By Emmett Dulaney
For The Herald Bulletin
I am always sad to see a business close, but was particularly moved by the closing of Speck’s Pet Supplies last week. So upset, in fact, that I actually had to think about it for a while to see if I could interpret why. After all, theoretically I should be more bothered by the closing of the KFC since it means I have to drive farther for the $5 lunch box now than by the closing of a store that I haven’t been in that much recently.
After analyzing it for a bit, I came up with two reasons why I was troubled. The first was purely nostalgia. When my kids were little, my wife and I foolishly made a mistake of rotating through each child and letting them pick what the family would have as a pet (only one or two at a time, mind you). By not putting further parameters on the oldest child, that meant that we couldn’t put restrictions on the younger ones either and the whole lot of them turned out to be much more creative in what they selected than I imagined they ever would. We wound up with lizards and birds and a lot of what you might find at a really poorly run zoo. Having no experience with these creatures, or the diet they required, I found myself in Speck’s often over the course of a few years depending on them to help with whatever was needed at that moment. I will always be grateful that they had what was required to keep some strange animal healthy week after week.
The second reason has to do with a recession many years ago. My father — in need of a venture that would feed the family — seriously considered opening a pet-related business before choosing to pursue another option. He reasoned that Americans spend an awful lot of money on their pets, and he thought that when the economy turned bad they would spend even more. Lacking the normal disposable income to go out to eat, to go to movies, and so on, families would spend a lot of time at home, he calculated, and that meant spending more time with their dogs and cats. Those animals would then come to be considered an even bigger part of the family than usual and “parents” would be more likely to spoil them with a few additional dollars being spent on toys and treats. I laughed my fool head off at his assertion.

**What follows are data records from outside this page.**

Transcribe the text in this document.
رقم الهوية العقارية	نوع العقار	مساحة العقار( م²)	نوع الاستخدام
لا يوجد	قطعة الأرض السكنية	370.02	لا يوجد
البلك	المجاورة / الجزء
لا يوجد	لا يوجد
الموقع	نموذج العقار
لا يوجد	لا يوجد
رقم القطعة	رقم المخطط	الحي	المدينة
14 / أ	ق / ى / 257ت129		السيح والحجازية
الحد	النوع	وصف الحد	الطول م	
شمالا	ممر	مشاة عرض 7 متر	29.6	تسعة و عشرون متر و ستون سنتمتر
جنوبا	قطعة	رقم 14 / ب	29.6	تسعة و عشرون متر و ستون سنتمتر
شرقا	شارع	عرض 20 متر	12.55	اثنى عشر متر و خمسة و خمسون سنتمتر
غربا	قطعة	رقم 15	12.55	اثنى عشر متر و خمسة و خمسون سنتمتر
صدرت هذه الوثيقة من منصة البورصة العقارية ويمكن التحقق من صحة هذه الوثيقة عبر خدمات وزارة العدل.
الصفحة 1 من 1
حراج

Believe it or not, though, he was right and the numbers bear him out. Americans spent over $53 billion on pets last year and are expected to spend over $55 billion this year. This is double what it was only a few years ago and the numbers have increased every year for the past 20 despite economic recessions, downturns, etc. Whether times are good or bad, Americans will spend more money on their pets each and every year. There are not a lot of other things that you can say that about.
It is a sad commentary that the store here could not stay in business while the Speck’s chain opened two stores in neighboring communities within the past month. The tear I shed was genuine.
Emmett Dulaney is the author of several books on technology and an Anderson resident. His column appears Tuesdays.